Monsters Menace America
- Publication: 2005
- Players: 2-4
- Setup time: 5 minutes
- Playing time: 90 minutes
- Chance: Dice, Cards
- Age range: 12 and up

= Monsters Menace America =

Board game

Monsters Menace America is a 2005 light-strategy board game produced by Avalon Hill, a subsidiary of Wizards of the Coast. The game design is by J.C. Connors and Ben Knight.

Monsters Menace America is a redevelopment of Monsters Ravage America, a game published by Avalon Hill shortly before they were acquired by Hasbro in 1998. This new edition streamlined some rules and drastically improved the aesthetics of the game by adding plastic monsters and military units.

Like the original version, players are B-Movie monsters who rampage across America, destroying cities, mutating at radioactive sites, and stomping on military bases and famous landmarks. In addition to the monsters, each player also controls a branch of the U.S. armed forces with which they can attack other players.

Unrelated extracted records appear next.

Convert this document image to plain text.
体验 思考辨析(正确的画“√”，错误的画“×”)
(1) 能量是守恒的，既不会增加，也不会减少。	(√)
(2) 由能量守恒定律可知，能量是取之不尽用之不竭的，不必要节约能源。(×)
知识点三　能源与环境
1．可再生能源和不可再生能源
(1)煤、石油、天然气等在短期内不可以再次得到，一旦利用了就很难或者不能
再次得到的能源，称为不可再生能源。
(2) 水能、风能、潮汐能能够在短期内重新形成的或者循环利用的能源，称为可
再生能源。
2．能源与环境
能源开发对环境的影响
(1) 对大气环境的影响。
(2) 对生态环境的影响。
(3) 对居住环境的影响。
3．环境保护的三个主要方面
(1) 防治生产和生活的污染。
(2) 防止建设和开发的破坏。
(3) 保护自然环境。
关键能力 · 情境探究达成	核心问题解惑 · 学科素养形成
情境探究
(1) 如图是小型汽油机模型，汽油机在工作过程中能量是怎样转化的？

The game ends with a final fight called the "Monster Challenge" where all the surviving monsters fight it out to determine the king.

The six monsters included in the game are Gargantis, Konk, Megaclaw, Tomanagi, Toxicor, and Zorb. Each of these represents a famous B-Movie archetype and possesses a special ability that distinguishes it from its fellow monsters. These abilities range from Konk's expertise at smashing fighter jets to Tomanagi's prowess in sea-based combat.